Mortalité, antécédents, parcours des patients : l’épidémie en Ile-de-France

Paris, le jeudi 9 avril 2020 – L’Ile de France (qui compte une population de 12,21 millions d’habitants) est après le Grand-Est la région de France la plus durement touchée par l’épidémie. Cependant, la mise en place du confinement, un temps de préparation supplémentaire et des capacités de réanimation plus importantes ont offert aux établissements franciliens des conditions légèrement moins catastrophiques qu'à ceux de l’Est de la France.

Une base spécialement dédiée à la surveillance de l’épidémie

Le suivi des patients d’Ile de France est l’objet d’une veille soutenue grâce à la conjonction de nombreux outils, dont la base ERS-Covid constituée progressivement et qui au 7 avril avait enregistré les données de 16 510 patients Covid + (et 30 190 patients Covid -).

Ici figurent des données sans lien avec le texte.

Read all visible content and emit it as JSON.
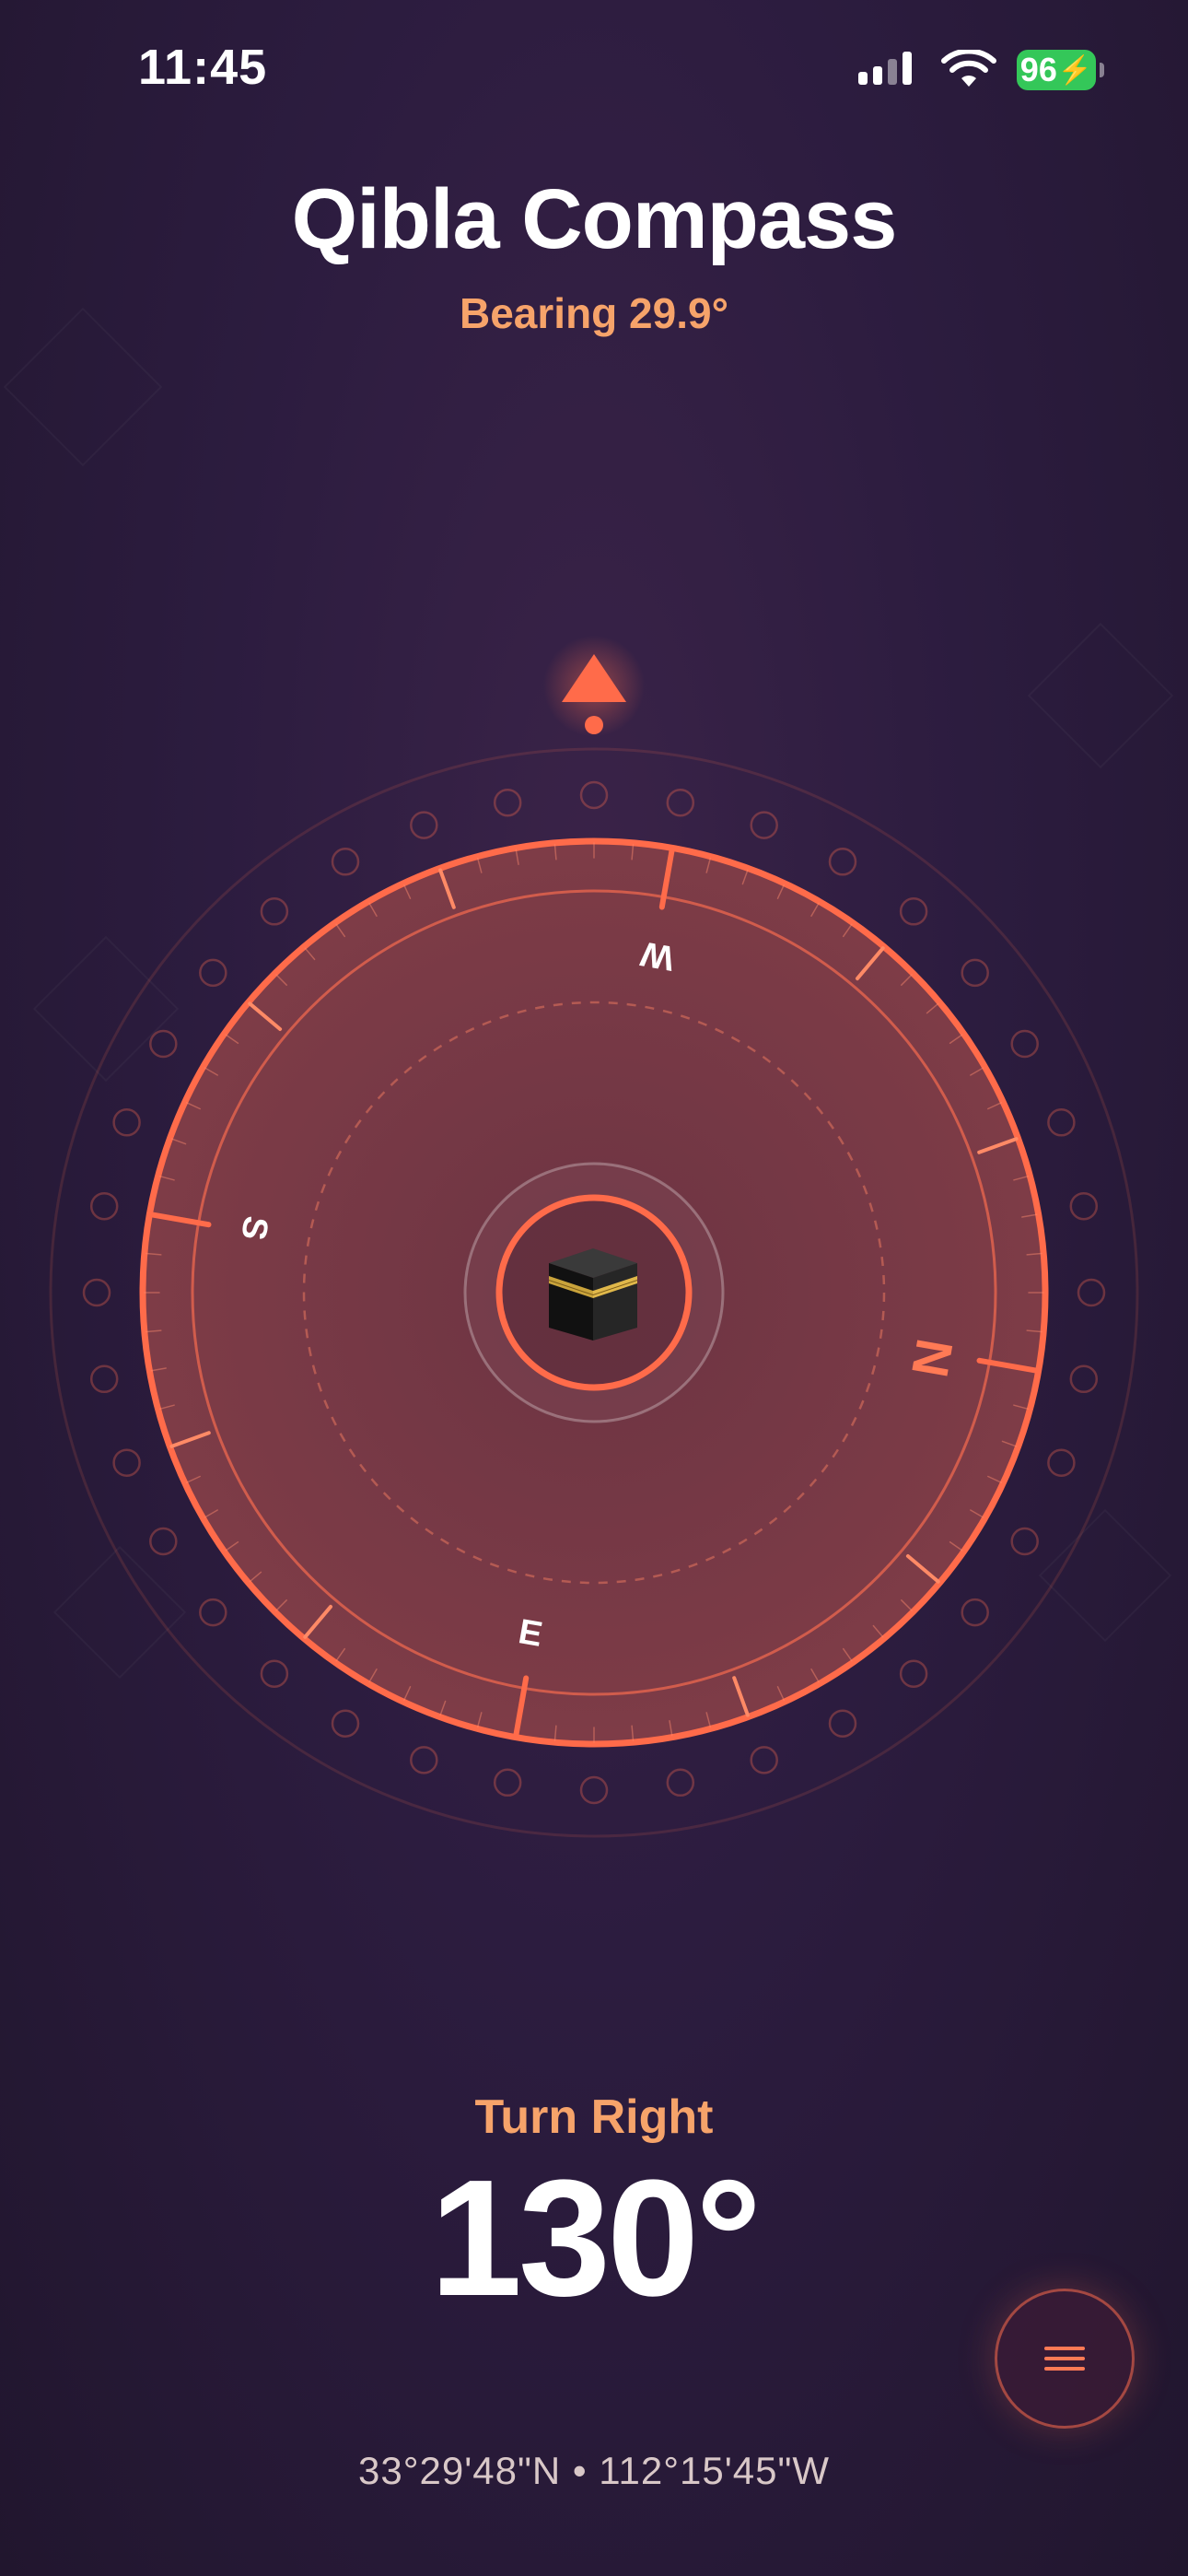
{
  "status_bar": {
    "time": "11:45",
    "battery": "96",
    "icons": [
      "cellular-signal-icon",
      "wifi-icon",
      "battery-charging-icon"
    ]
  },
  "header": {
    "title": "Qibla Compass",
    "subtitle": "Bearing 29.9°"
  },
  "compass": {
    "cardinals": {
      "n": "N",
      "e": "E",
      "s": "S",
      "w": "W"
    },
    "center_icon": "kaaba-icon",
    "top_indicator_icon": "triangle-up-icon"
  },
  "direction": {
    "label": "Turn Right",
    "value": "130°"
  },
  "footer": {
    "coordinates": "33°29'48\"N • 112°15'45\"W"
  },
  "menu_icon": "menu-icon",
  "colors": {
    "accent": "#ff6b4a",
    "accent_soft": "#f6a36a",
    "background": "#2c1c3f",
    "dial_fill": "#7a3a45",
    "battery": "#34c759"
  }
}
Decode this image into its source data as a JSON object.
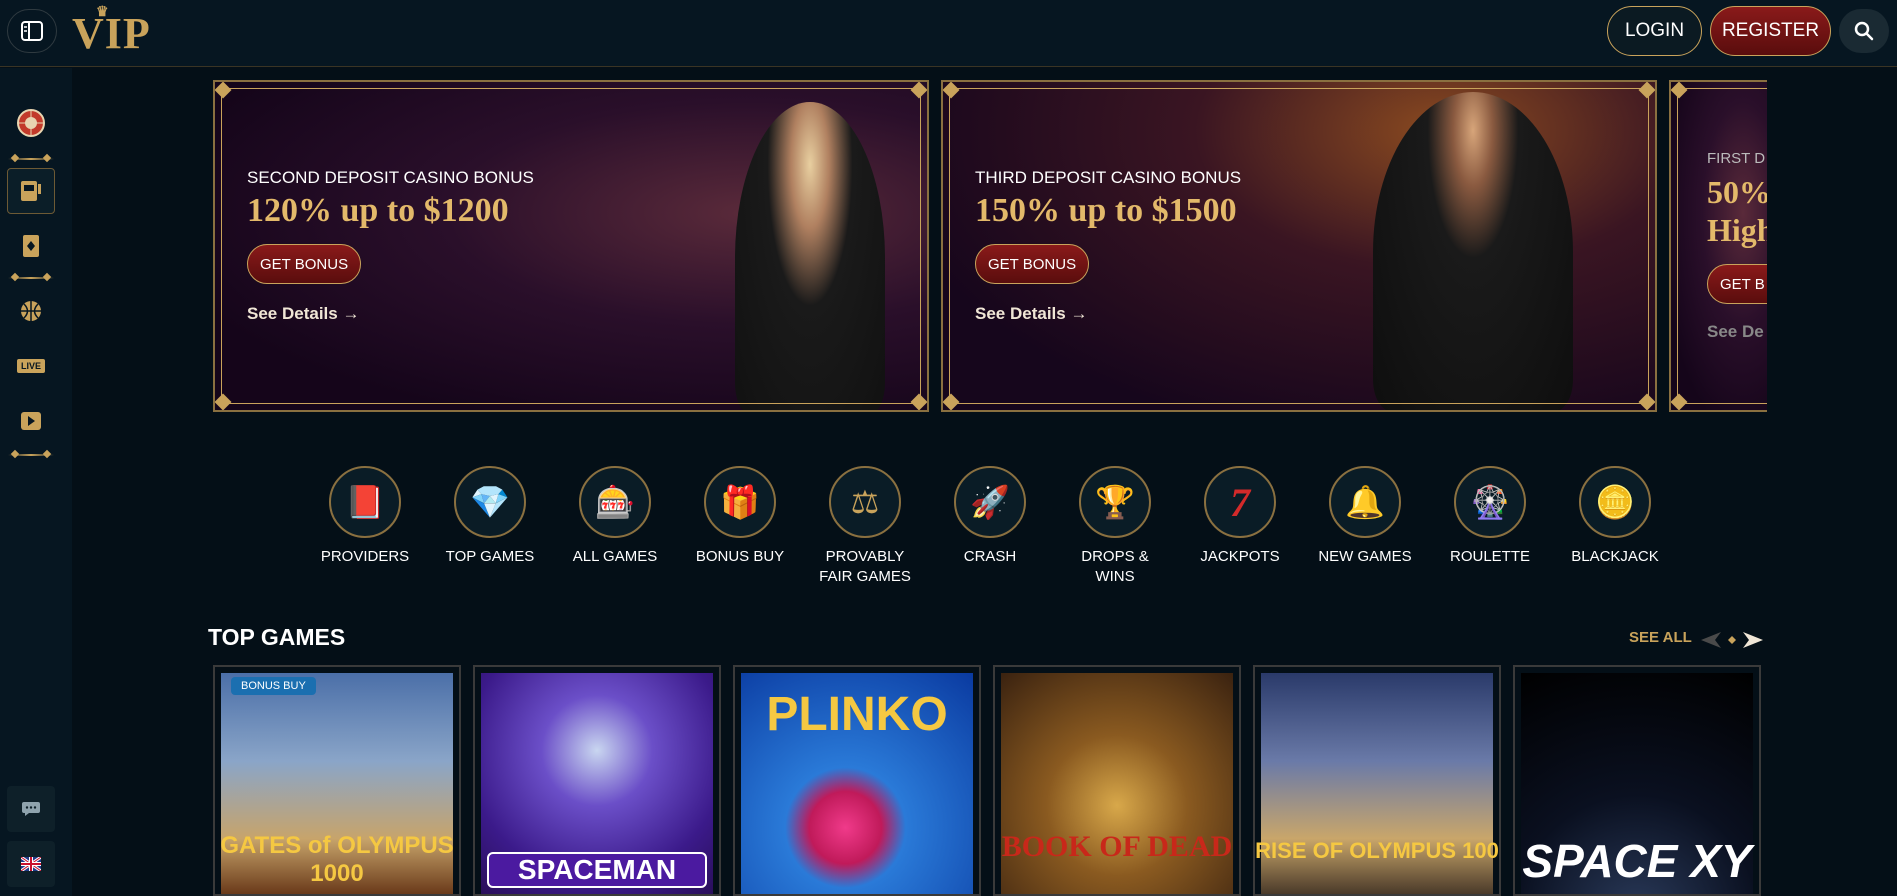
{
  "header": {
    "logo_text": "VIP",
    "login_label": "LOGIN",
    "register_label": "REGISTER",
    "brand_color": "#c9a35b",
    "accent_color": "#7a1414"
  },
  "sidebar": {
    "items": [
      {
        "icon": "roulette-wheel-icon"
      },
      {
        "icon": "slot-machine-icon",
        "active": true
      },
      {
        "icon": "card-icon"
      },
      {
        "icon": "basketball-icon"
      },
      {
        "icon": "live-icon",
        "label": "LIVE"
      },
      {
        "icon": "play-icon"
      }
    ],
    "bottom": [
      {
        "icon": "chat-icon"
      },
      {
        "icon": "uk-flag-icon"
      }
    ]
  },
  "banners": [
    {
      "subtitle": "SECOND DEPOSIT CASINO BONUS",
      "title": "120% up to $1200",
      "cta": "GET BONUS",
      "details": "See Details →"
    },
    {
      "subtitle": "THIRD DEPOSIT CASINO BONUS",
      "title": "150% up to $1500",
      "cta": "GET BONUS",
      "details": "See Details →"
    },
    {
      "subtitle": "FIRST D",
      "title": "50%",
      "title2": "High",
      "cta": "GET B",
      "details": "See De"
    }
  ],
  "categories": [
    {
      "label": "PROVIDERS",
      "icon": "📕"
    },
    {
      "label": "TOP GAMES",
      "icon": "💎"
    },
    {
      "label": "ALL GAMES",
      "icon": "🎰"
    },
    {
      "label": "BONUS BUY",
      "icon": "🎁"
    },
    {
      "label": "PROVABLY FAIR GAMES",
      "icon": "⚖"
    },
    {
      "label": "CRASH",
      "icon": "🚀"
    },
    {
      "label": "DROPS & WINS",
      "icon": "🏆"
    },
    {
      "label": "JACKPOTS",
      "icon": "7"
    },
    {
      "label": "NEW GAMES",
      "icon": "🔔"
    },
    {
      "label": "ROULETTE",
      "icon": "🎡"
    },
    {
      "label": "BLACKJACK",
      "icon": "🪙"
    }
  ],
  "top_games": {
    "title": "TOP GAMES",
    "see_all": "SEE ALL",
    "games": [
      {
        "name": "GATES of OLYMPUS 1000",
        "badge": "BONUS BUY"
      },
      {
        "name": "SPACEMAN"
      },
      {
        "name": "PLINKO"
      },
      {
        "name": "BOOK OF DEAD"
      },
      {
        "name": "RISE OF OLYMPUS 100"
      },
      {
        "name": "SPACE XY"
      }
    ]
  }
}
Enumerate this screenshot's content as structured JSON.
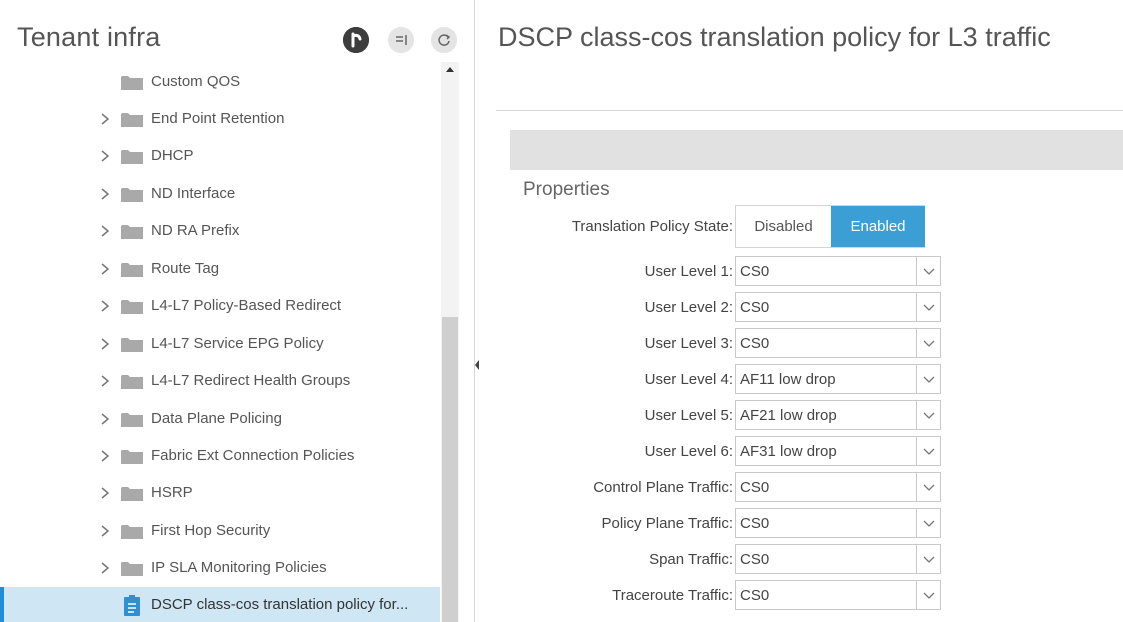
{
  "left": {
    "title": "Tenant infra",
    "icons": [
      "plus-icon",
      "list-icon",
      "refresh-icon"
    ],
    "tree": [
      {
        "label": "Custom QOS",
        "expandable": false
      },
      {
        "label": "End Point Retention",
        "expandable": true
      },
      {
        "label": "DHCP",
        "expandable": true
      },
      {
        "label": "ND Interface",
        "expandable": true
      },
      {
        "label": "ND RA Prefix",
        "expandable": true
      },
      {
        "label": "Route Tag",
        "expandable": true
      },
      {
        "label": "L4-L7 Policy-Based Redirect",
        "expandable": true
      },
      {
        "label": "L4-L7 Service EPG Policy",
        "expandable": true
      },
      {
        "label": "L4-L7 Redirect Health Groups",
        "expandable": true
      },
      {
        "label": "Data Plane Policing",
        "expandable": true
      },
      {
        "label": "Fabric Ext Connection Policies",
        "expandable": true
      },
      {
        "label": "HSRP",
        "expandable": true
      },
      {
        "label": "First Hop Security",
        "expandable": true
      },
      {
        "label": "IP SLA Monitoring Policies",
        "expandable": true
      },
      {
        "label": "DSCP class-cos translation policy for...",
        "expandable": false,
        "selected": true
      }
    ]
  },
  "right": {
    "title": "DSCP class-cos translation policy for L3 traffic",
    "properties_label": "Properties",
    "translation_state": {
      "label": "Translation Policy State:",
      "options": [
        "Disabled",
        "Enabled"
      ],
      "selected": "Enabled"
    },
    "fields": [
      {
        "label": "User Level 1:",
        "value": "CS0"
      },
      {
        "label": "User Level 2:",
        "value": "CS0"
      },
      {
        "label": "User Level 3:",
        "value": "CS0"
      },
      {
        "label": "User Level 4:",
        "value": "AF11 low drop"
      },
      {
        "label": "User Level 5:",
        "value": "AF21 low drop"
      },
      {
        "label": "User Level 6:",
        "value": "AF31 low drop"
      },
      {
        "label": "Control Plane Traffic:",
        "value": "CS0"
      },
      {
        "label": "Policy Plane Traffic:",
        "value": "CS0"
      },
      {
        "label": "Span Traffic:",
        "value": "CS0"
      },
      {
        "label": "Traceroute Traffic:",
        "value": "CS0"
      }
    ]
  },
  "colors": {
    "accent": "#3b9fd6",
    "selection_bg": "#cfe6f5",
    "selection_bar": "#1e8fd6"
  }
}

Les données consolidées au 7 avril permettent de dresser un profil des patients hospitalisés et de leur parcours.

Hypertension artérielle : une comorbidité présente chez un quart des patients

Selon des données transmises au JIM, depuis le début de l’épidémie 22 534 patients Covid + ont été hospitalisés en Ile-de-France dont 4 301 ont nécessité des soins de réanimation (22 % pour les patients pris en charge à l’Assistance publique / hôpitaux de Paris et 17 % dans les autres établissements). Les comorbidités retrouvés chez les patients sont l’hypertension artérielle (22,61 % des patients en réanimation), le diabète, l’insuffisance rénale chronique, un traitement par chimiothérapie et l’obésité. Concernant cette dernière comorbidité, elle est retrouvée chez 5,5 % des patients hospitalisés et 13 % de ceux en réanimation.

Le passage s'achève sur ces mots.